Several mechanisms have been proposed to explain the decreased wall motion (WM) at the borders of myocardial infarction (MI). We used myocardial contrast echocardiography (MCE) to investigate the relation of perfusion to WM in infarcted border zones (BZs) 6 weeks after MI in 5 sheep. After quantifying the extent of WM abnormality and the perfusion defect, normal (NL), infarcted, and BZs were defined. Peak intensity after contrast was measured in acoustic units (AU). Radiolabeled microspheres were injected to measure regional blood flow. The heart was stained with 2,3, 5-triphenyltetrazolium chloride (TTC).

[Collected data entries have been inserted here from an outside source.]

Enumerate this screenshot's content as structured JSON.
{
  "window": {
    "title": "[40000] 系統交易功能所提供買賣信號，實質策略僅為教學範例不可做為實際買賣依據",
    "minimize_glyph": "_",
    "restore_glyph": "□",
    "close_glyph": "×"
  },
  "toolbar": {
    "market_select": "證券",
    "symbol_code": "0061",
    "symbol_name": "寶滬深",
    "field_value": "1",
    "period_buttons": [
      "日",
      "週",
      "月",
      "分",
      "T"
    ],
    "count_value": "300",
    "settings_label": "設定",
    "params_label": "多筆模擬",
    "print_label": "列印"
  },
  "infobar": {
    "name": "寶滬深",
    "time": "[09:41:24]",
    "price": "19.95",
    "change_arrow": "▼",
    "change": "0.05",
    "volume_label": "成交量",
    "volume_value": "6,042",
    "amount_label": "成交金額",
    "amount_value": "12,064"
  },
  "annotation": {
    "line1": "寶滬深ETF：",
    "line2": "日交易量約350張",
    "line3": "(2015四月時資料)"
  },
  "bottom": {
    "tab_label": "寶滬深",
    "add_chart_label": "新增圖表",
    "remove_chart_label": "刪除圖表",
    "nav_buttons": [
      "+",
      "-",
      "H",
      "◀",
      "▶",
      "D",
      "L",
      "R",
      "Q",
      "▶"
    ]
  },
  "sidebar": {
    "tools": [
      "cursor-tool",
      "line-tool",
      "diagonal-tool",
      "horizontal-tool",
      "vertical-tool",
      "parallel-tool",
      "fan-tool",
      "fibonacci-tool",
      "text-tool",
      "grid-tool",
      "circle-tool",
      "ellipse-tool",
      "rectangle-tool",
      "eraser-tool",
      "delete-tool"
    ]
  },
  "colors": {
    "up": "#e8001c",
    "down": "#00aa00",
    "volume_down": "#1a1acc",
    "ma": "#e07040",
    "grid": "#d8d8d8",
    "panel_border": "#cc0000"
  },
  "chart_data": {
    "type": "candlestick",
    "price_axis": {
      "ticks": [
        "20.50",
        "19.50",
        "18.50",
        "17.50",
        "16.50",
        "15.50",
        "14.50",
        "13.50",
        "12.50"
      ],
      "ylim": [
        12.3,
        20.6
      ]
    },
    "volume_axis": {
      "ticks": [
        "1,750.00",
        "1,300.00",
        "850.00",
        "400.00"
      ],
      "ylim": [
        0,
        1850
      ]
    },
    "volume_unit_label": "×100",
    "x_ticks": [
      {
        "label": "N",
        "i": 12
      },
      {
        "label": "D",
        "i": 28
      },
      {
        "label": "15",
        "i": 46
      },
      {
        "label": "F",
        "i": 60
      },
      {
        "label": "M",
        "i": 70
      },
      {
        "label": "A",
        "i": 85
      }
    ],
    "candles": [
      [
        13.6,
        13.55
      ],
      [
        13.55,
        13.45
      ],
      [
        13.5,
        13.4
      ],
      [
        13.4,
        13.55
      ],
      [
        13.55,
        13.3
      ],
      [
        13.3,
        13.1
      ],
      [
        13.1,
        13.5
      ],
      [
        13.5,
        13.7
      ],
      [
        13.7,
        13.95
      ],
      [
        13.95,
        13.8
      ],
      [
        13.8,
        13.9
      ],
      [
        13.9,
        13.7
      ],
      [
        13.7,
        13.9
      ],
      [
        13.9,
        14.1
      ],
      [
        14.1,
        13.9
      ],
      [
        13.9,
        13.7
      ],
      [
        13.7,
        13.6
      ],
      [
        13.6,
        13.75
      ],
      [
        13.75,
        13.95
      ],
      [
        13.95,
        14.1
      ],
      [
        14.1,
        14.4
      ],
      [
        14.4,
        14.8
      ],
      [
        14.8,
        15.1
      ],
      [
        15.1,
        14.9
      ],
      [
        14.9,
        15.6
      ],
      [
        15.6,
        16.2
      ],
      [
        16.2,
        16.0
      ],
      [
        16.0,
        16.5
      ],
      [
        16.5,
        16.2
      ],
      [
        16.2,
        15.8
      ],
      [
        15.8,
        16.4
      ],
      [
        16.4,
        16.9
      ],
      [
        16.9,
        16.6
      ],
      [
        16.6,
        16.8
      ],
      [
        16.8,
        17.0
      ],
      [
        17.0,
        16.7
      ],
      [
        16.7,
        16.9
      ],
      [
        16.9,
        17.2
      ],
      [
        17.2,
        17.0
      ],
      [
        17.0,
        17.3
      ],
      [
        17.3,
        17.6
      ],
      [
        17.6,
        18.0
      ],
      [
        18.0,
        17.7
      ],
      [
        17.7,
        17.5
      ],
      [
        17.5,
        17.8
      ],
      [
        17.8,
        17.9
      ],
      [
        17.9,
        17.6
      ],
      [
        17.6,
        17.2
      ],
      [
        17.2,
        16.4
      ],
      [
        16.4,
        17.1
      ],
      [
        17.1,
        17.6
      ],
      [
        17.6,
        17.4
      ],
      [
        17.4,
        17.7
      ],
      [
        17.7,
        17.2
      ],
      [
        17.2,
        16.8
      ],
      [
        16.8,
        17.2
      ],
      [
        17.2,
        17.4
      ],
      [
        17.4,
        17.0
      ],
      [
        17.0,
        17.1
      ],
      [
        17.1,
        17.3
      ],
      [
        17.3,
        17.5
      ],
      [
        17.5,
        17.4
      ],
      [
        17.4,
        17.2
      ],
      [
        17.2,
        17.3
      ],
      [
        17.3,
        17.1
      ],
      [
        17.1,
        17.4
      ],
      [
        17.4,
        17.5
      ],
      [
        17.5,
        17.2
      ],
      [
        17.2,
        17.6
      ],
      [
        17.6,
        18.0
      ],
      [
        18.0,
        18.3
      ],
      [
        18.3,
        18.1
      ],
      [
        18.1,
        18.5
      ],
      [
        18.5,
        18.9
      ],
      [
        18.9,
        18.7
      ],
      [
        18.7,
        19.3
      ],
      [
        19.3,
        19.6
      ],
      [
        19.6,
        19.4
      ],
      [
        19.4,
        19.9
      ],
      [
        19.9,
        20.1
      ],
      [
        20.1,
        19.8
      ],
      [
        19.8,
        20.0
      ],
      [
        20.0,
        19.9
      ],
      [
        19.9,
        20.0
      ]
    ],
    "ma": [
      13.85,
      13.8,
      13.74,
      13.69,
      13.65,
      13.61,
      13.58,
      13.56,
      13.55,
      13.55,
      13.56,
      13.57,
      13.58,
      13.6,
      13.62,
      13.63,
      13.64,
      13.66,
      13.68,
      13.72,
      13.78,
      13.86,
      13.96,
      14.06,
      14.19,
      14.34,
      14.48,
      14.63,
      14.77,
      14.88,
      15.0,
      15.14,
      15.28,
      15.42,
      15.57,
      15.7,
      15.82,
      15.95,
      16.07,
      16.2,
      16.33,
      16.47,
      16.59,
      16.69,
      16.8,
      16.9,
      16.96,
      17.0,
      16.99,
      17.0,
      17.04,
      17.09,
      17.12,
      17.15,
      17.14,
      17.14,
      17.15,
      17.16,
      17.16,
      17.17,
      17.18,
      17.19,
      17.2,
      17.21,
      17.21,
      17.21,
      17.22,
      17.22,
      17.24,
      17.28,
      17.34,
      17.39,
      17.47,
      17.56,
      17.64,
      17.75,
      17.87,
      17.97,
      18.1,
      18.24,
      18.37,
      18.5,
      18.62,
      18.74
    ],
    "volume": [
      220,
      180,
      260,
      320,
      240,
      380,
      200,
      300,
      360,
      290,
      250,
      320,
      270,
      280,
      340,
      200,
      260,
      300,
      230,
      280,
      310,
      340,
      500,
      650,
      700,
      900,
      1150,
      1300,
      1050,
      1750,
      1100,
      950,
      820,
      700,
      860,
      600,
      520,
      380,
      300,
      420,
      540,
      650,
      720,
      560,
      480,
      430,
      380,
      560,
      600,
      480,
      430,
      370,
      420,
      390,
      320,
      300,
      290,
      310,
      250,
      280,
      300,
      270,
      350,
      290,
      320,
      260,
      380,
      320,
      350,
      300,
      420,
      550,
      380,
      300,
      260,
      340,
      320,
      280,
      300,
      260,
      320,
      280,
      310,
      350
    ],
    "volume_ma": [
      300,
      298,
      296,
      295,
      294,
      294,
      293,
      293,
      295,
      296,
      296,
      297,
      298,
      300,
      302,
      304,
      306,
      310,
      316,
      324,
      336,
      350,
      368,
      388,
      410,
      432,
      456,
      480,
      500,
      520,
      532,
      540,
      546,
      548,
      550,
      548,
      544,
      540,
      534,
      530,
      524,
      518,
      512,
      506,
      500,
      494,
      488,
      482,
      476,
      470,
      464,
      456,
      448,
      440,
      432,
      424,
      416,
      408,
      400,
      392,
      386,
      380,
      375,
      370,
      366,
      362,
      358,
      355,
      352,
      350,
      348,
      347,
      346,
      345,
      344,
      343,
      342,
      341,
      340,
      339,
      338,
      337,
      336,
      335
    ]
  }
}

The perfusion defect on MCE was 33% +/- 7% of the total myocardial area and correlated well with TTC (r = 0.92, P <.03). The BZ was 8% +/- 5% of the total myocardial area. Peak intensity after contrast was decreased in MI compared with BZ and NL (MI: 2.5 +/- 1.9 AU, BZ: 8.0 +/- 3.8 AU, P <.005; NL: 10.2 +/- 6.9 AU, P <.02) and comparable in NL and BZ. The blood flow measured by microspheres was not different in NL and BZ but was decreased in MI (NL: 1.6 mL/g/min, BZ: 1.5 +/- 0.5 mL/g/min, MI: 0.7 +/- 0.5 mL/g/min; P <.0001). In this model of chronic ovine MI, the BZ was small and its perfusion was preserved. These findings support the hypothesis that tethering of normal myocardial segments explains the abnormal wall motion noted at the borders of MI.